TEMPO.CO, Jakarta - Badan Pertanahan Nasional yakin keluarnya Undang-Undang Nomor 2 Tahun 2012 tentang Pengadaan Tanah Bagi Pembangunan untuk Kepentingan Umum bakal mempercepat pembangunan nasional. Secara lebih spesifik, beleid yang diperkuat dengan Peraturan Presiden Nomor 71 Tahun 2012 ini dinilai akan mempermudah penyelesaian pembangunan ruas tol yang sering kali terhambat.
“Pembangunan ruas tol yang sering kali terhambat hingga empat tahun akibat pembebasan lahan bisa dipersingkat maksimal menjadi hanya 480 hari,” ujar Direktur Pengaturan dan Pengadaan Tanah Pemerintah BPN Noor Marzuki, Kamis, 27 September 2012.
Pembebasan lahan versi aturan baru ini terdiri dari empat tahap yakni perencanaan, persiapan, pelaksanaan, sampai dengan penyerahan hasil. Masing-masing tahap tersebut sudah memiliki jangka waktu tertentu.
"Pokoknya kalau lokasi pembebasan sudah disetujui, pembangunan bisa langsung jalan. Tidak akan ada lagi hambatan. Kecuali keberatan ada pada masa penentuan lokasi, tidak pada kesepakatan harga ganti rugi," ujar Noor.
Namun, sayangnya dua kebijakan itu berlaku surut. Setiap proses pembebasan yang sudah berlangsung sebelum undang-undang berlaku tetap menggunakan peraturan lama.

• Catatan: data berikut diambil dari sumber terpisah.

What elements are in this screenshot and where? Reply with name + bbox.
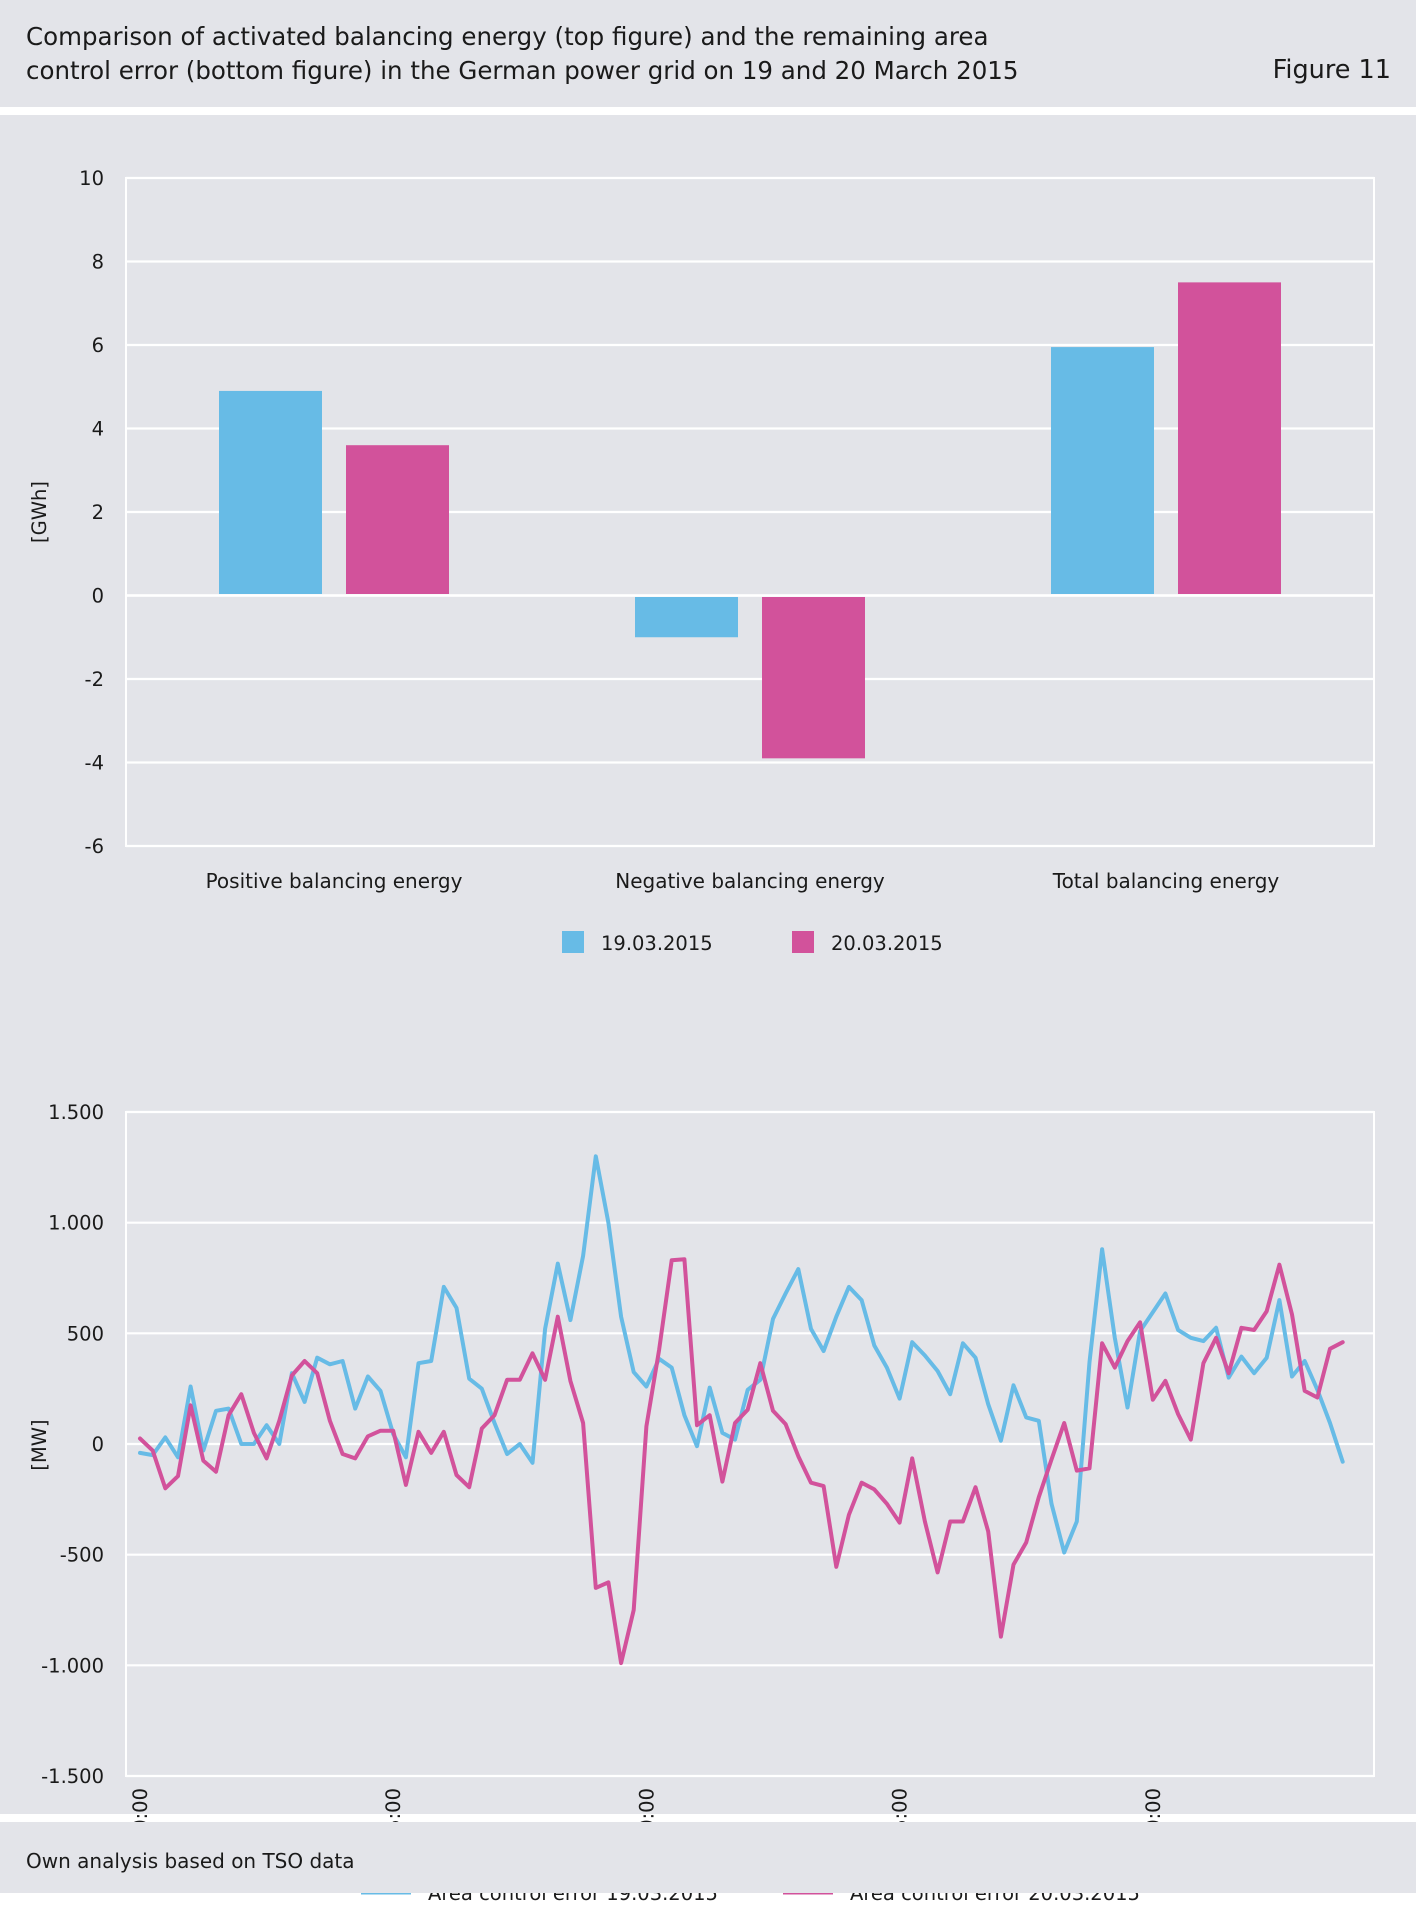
y-tick-label: -2: [85, 668, 104, 691]
legend-label-0: 19.03.2015: [601, 932, 713, 955]
legend-label-1: 20.03.2015: [831, 932, 943, 955]
footer-band: Own analysis based on TSO data: [0, 1822, 1416, 1893]
legend-swatch-1: [792, 931, 814, 953]
x-category-label: Positive balancing energy: [206, 869, 463, 893]
x-category-label: Total balancing energy: [1052, 869, 1280, 893]
bar-20-03-1: [762, 597, 865, 759]
bar-chart: 10 8 6 4 2 0 -2 -4 -6 [GWh] Positive balancing ene…: [28, 167, 1375, 955]
x-category-label: Negative balancing energy: [615, 869, 885, 893]
y-tick-label: -6: [85, 835, 104, 858]
y-tick-label: 4: [92, 418, 104, 441]
bar-19-03-0: [219, 390, 322, 594]
y-tick-label: 0: [92, 585, 104, 608]
source-note: Own analysis based on TSO data: [26, 1849, 355, 1873]
title-line-2: control error (bottom figure) in the Ger…: [26, 56, 1019, 85]
y-tick-label: 10: [79, 167, 104, 190]
y-axis-label: [GWh]: [28, 481, 51, 543]
series-line-20-03: [138, 1257, 1345, 1666]
y-tick-label: -1.500: [41, 1765, 104, 1788]
x-tick-label: 5:00: [382, 1788, 405, 1832]
bar-20-03-0: [346, 445, 449, 594]
legend-swatch-0: [562, 931, 584, 953]
y-tick-label: -500: [60, 1544, 104, 1567]
bar-20-03-2: [1178, 282, 1281, 594]
y-tick-label: 6: [92, 334, 104, 357]
chart-panel: 10 8 6 4 2 0 -2 -4 -6 [GWh] Positive balancing ene…: [0, 115, 1416, 1905]
y-tick-label: 1.500: [48, 1101, 104, 1124]
y-tick-label: 500: [67, 1322, 104, 1345]
bar-19-03-2: [1051, 347, 1154, 594]
y-tick-label: -1.000: [41, 1654, 104, 1677]
y-tick-label: 0: [92, 1433, 104, 1456]
title-line-1: Comparison of activated balancing energy…: [26, 22, 989, 51]
y-axis-label: [MW]: [28, 1419, 51, 1470]
y-tick-label: -4: [85, 752, 104, 775]
bar-19-03-1: [635, 597, 738, 638]
x-tick-label: 0:00: [129, 1788, 152, 1832]
series-line-19-03: [138, 1154, 1345, 1555]
y-tick-label: 2: [92, 501, 104, 524]
figure-label: Figure 11: [1272, 55, 1391, 85]
figure-title: Comparison of activated balancing energy…: [26, 20, 1176, 88]
header-band: Comparison of activated balancing energy…: [0, 0, 1416, 107]
line-chart: 1.500 1.000 500 0 -500 -1.000 -1.500 [MW] 0:00 5:…: [28, 1101, 1375, 1905]
y-tick-label: 1.000: [48, 1212, 104, 1235]
y-tick-label: 8: [92, 251, 104, 274]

Dalam Undang-Undang disebutkan, peraturan lama dibatasi hanya hingga 31 Desember 2014. Artinya, jika proses pembebasan lahan belum juga rampung melewati batas waktu itu maka seluruh proses harus diulang dari awal dan menggunakan undang-undang baru.
Aturan pengadaan tanah yang baru ini diyakini Noor lebih demokratis karena masyarakat bisa menuntut ganti rugi sesuai yang diinginkan. Harga tanah yang akan dibebaskan tidak lagi mengaju pada Nilai Jual Objek Pajak (NJOP) tapi diserahkan pada jasa penilai independen sesuai kriteria.
"Setelah diputus lokasinya oleh tim BPN lalu akan dinilai harga tanahnya. Jika masyarakat keberatan dengan harga tanahnya maka bisa mengajukan gugatan ke pengadilan negeri," kata dia.
Masyarakat juga bisa menentukan jenis ganti rugi yang diinginkan berupa relokasi lahan, berbentuk ganti rugi uang, saham atau kesepakatan lain sepanjang bisa dinilai oleh jasa penilai independen. "Ini sebagai salah satu bentuk pengawalan dari pemerintah agar masyarakat yang tanahnya dibebaskan tidak terjadi kemiskinan.”